Analysts say: $60 price not sustainable

Submitted by on January 9, 2007 – 7:15 am5 Comments

maddenarticle.jpgApparently some guy from a German bank thinks that the recent price drop on Madden, Tiger Woods, and FIFA means that the $60 price of next gen titles will not last long as customers wait for price drops before buying their games. Take this, from Gamedaily.biz, with a huge grain of salt.

According to analyst Jeetil Patel of Deutsche Bank, “either the industry is still in transition, or $60 pricing is not sustainable.” Patel pointed out that in the past cycle, price cuts on Madden didn’t occur until at least April. “In this new cycle, we think it [is] critical that $60 next-gen prices last at least as long as $50 prices did in the prior cycle in order to compensate for steeper development costs, a tougher competitive environment (which requires more marketing spend) and so that EA can replicate the 27% operating margins seen in FY04,” Patel said.

Whatever.

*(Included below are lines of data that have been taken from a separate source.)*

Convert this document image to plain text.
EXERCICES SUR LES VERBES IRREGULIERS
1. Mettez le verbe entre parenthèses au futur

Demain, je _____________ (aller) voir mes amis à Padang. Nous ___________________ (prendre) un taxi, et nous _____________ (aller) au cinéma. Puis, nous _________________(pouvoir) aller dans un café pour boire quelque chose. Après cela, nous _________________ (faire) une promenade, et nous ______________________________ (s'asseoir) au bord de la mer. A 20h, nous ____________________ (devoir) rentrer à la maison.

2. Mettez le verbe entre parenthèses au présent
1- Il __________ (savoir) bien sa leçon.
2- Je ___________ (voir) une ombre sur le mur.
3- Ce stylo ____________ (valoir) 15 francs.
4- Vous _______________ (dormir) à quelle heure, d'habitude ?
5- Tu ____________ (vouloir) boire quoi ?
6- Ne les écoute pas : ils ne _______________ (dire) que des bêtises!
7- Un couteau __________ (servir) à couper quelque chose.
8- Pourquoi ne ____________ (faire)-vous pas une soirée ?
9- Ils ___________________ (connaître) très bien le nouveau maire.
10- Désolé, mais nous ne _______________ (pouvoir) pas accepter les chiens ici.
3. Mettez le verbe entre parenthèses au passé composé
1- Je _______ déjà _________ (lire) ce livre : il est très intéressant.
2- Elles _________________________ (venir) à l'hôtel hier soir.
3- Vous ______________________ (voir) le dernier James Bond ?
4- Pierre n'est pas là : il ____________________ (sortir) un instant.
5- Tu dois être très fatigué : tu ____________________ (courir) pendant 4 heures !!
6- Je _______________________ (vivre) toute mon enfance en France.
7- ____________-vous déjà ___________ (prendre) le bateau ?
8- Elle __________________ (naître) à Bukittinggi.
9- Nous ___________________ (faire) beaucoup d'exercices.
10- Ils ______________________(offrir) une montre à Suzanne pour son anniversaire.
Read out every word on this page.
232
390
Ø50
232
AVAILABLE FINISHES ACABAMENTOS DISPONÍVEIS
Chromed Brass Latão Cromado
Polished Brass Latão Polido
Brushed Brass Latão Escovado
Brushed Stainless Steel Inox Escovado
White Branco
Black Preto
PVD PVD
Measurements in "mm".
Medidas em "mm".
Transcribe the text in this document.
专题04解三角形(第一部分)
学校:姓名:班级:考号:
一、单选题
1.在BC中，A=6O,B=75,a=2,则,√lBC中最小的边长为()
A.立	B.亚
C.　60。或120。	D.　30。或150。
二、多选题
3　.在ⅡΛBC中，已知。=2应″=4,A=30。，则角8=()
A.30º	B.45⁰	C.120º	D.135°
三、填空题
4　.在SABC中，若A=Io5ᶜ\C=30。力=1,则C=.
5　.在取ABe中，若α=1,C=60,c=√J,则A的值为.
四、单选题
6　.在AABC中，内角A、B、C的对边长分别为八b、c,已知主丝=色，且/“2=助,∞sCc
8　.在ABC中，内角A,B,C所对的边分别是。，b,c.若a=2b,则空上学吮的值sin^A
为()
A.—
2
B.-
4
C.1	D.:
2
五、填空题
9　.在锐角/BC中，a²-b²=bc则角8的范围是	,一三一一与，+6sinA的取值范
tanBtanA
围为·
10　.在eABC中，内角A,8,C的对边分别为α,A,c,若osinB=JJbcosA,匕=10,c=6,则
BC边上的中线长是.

Just because EA has dropped the price on soon-to-be-obsolete sports titles, I’m supposed to believe this is the beginning of then end of $60 games? Right. Just wait until Halo 3 is released.

  • Tom Clancy

    Whatever. Just because some guy who’s living depends on being right about these kinds of things more often that not looks at overall sales figures and has his number-crunching peons run a few regressions against sales at the same point in the last console generation says something, how’s that going to stand up to the specific case of the most anticipated title on the 360?

  • http://www.ashdcuk.com/thenose ash

    Yeah, the Halo 3 case is very specific. Having said that, all of those EA titles are multiplatform and only updates. The development costs were surely a lot less fro FIFA ’07 than for something like Gears of War i.e. platform exclusive and the first in a series. So it probably matters a lot less to EA when they cut the price of their games.

  • http://www.huzzahgoods,com Mole

    Well the German fellow also allowed for the possibility that the industry is still in transition, which may have been a factor in EA’s decision. Perhaps the $60 tag will stick longer as the next-gen install base grows?

  • http://www.farbot.com/ Paul

    Cmon, people, get with the program. Why do game prices fall? Because the games AREN’T SELLING at the original price.

    Yes some games will stay at full price when the publisher decides that they’re selling well enough to keep them there.

    Really there’s no other reason to keep prices high. If you want it at that price, buy it at that price. If you want it cheaper, wait.

    I’m glad some people are coming to their senses and waiting.

  • http://www.aeropause.com George

    Paul,

    I totally agree.

    I just think it’s funny that he’s basing the entire future of the game industry on 3 EA titles, granted, EA’s best-selling titles, but $60 didn’t stop people from buy 2.5 million copies of Gears of War, and it won’t stop people from buying umpteen hojillion copies of Halo 3.